Ma il contenuto del viaggio in Egitto, fraternamente condiviso da cattolici e ortodossi, è esattamente l'”incontro-scontro” che coinvolge noi tutti, ciascuno di noi, in Occidente come in Oriente, e di cui ha recentemente parlato papa Francesco commentando l’episodio della resurrezione di Lazzaro: “Da una parte c’è la ‘disfatta del sepolcro’, la delusione, la precarietà, e dall’altra la speranza, ‘che vince la morte e il male, e che ha un nome: Gesù'”.
Parlando dei “piccoli e grandi sepolcri” che ognuno di noi si porta dentro – qualche ferita, un torto subìto, un rancore che non dà tregua, un peccato che non si riesce a superare – il papa esorta “a decidere da che parte stare. Si può stare dalla parte del sepolcro oppure dalla parte di Gesù. C’è chi si lascia chiudere nella tristezza e chi si apre alla speranza… Di fronte ai grandi ‘perché’ della vita abbiamo due vie: stare a guardare malinconicamente i sepolcri di ieri e di oggi, o far avvicinare Gesù ai nostri sepolcri”.
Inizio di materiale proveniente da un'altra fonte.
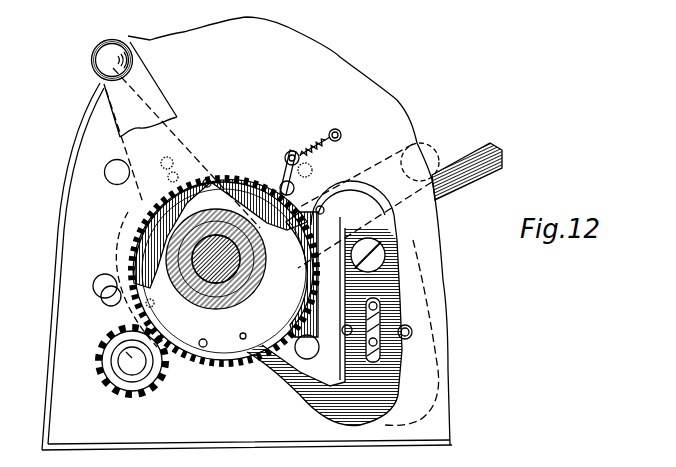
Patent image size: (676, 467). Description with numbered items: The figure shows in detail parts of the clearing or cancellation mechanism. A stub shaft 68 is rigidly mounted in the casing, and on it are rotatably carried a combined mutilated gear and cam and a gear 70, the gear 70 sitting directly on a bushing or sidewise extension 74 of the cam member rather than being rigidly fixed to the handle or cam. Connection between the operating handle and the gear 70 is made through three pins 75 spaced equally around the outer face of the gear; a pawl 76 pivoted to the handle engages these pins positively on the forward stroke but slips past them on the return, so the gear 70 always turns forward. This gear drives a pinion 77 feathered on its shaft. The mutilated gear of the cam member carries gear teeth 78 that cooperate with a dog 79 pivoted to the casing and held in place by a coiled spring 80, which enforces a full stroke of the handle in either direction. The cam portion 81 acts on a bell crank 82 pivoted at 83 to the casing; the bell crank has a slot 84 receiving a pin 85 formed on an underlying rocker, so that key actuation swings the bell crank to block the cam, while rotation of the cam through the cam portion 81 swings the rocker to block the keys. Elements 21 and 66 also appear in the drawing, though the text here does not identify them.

The roller 21 is at (150, 70).
The pin 66 is at (244, 332).
The stub shaft 68 is at (250, 265).
The gear 70 is at (204, 302).
The bushing or sidewise extension 74 is at (188, 304).
The pins 75 is at (152, 304).
The pawl 76 is at (178, 166).
The pinion 77 is at (132, 397).
The gear teeth 78 is at (258, 178).
The dog 79 is at (334, 164).
The coiled spring 80 is at (322, 141).
The cam portion 81 is at (358, 238).
The bell crank 82 is at (333, 207).
The pivot 83 is at (399, 262).
The slot 84 is at (360, 370).
The pin 85 is at (383, 348).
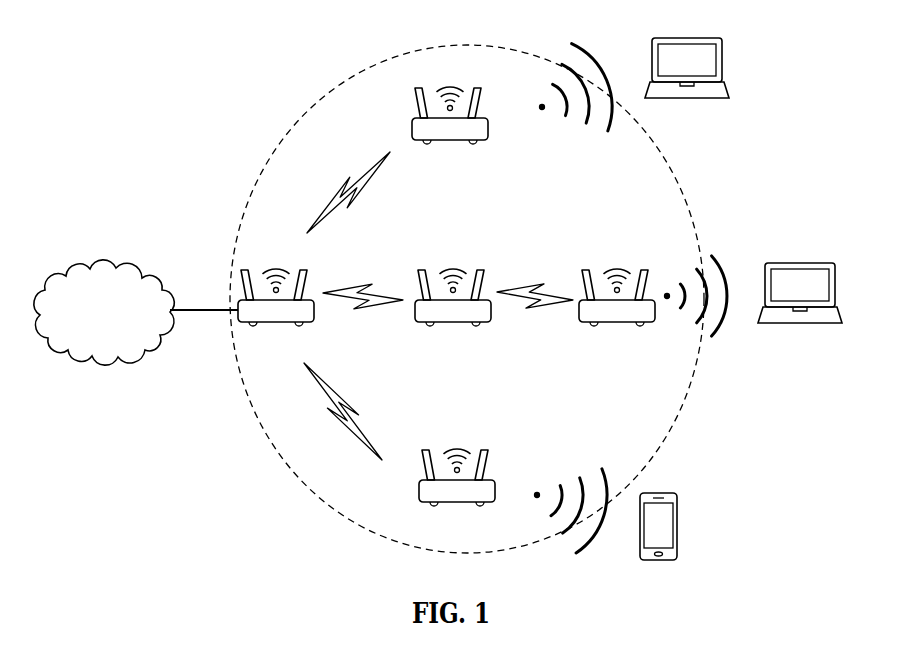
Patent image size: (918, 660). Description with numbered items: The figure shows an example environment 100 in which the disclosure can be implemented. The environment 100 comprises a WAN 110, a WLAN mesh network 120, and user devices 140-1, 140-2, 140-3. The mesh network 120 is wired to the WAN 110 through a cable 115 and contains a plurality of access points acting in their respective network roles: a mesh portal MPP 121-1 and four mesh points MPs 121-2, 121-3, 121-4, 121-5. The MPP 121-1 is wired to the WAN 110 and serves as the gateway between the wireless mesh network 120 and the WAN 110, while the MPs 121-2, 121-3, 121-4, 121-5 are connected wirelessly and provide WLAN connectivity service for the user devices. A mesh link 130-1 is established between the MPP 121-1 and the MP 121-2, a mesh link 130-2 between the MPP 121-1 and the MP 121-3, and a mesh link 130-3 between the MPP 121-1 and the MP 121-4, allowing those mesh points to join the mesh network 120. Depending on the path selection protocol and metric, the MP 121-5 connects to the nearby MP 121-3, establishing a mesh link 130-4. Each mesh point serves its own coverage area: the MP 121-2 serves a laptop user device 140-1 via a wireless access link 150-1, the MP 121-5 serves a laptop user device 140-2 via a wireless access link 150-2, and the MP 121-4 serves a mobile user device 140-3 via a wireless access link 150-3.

The environment 100 is at (116, 58).
The WAN 110 is at (144, 272).
The cable 115 is at (186, 310).
The WLAN mesh network 120 is at (346, 84).
The MPP 121-1 is at (306, 271).
The MP 121-2 is at (481, 89).
The MP 121-3 is at (484, 271).
The MP 121-4 is at (488, 451).
The MP 121-5 is at (648, 271).
The mesh link 130-1 is at (376, 178).
The mesh link 130-2 is at (361, 285).
The mesh link 130-3 is at (349, 403).
The mesh link 130-4 is at (534, 285).
The user device 140-1 is at (713, 40).
The user device 140-2 is at (811, 264).
The user device 140-3 is at (669, 494).
The wireless access link 150-1 is at (575, 50).
The wireless access link 150-2 is at (716, 261).
The wireless access link 150-3 is at (603, 467).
“Non cediamo alla logica inutile e inconcludente della paura, al ripetere rassegnato che va tutto male e niente è più come una volta. Questa è l’atmosfera del sepolcro; il Signore desidera invece aprire la via della vita, quella dell’incontro con Lui, della fiducia in Lui, della Risurrezione del cuore, la via dell”Alzati, alzati! Vieni fuori’! E’ questo che ci chiede il Signore e Lui è accanto a noi per farlo”.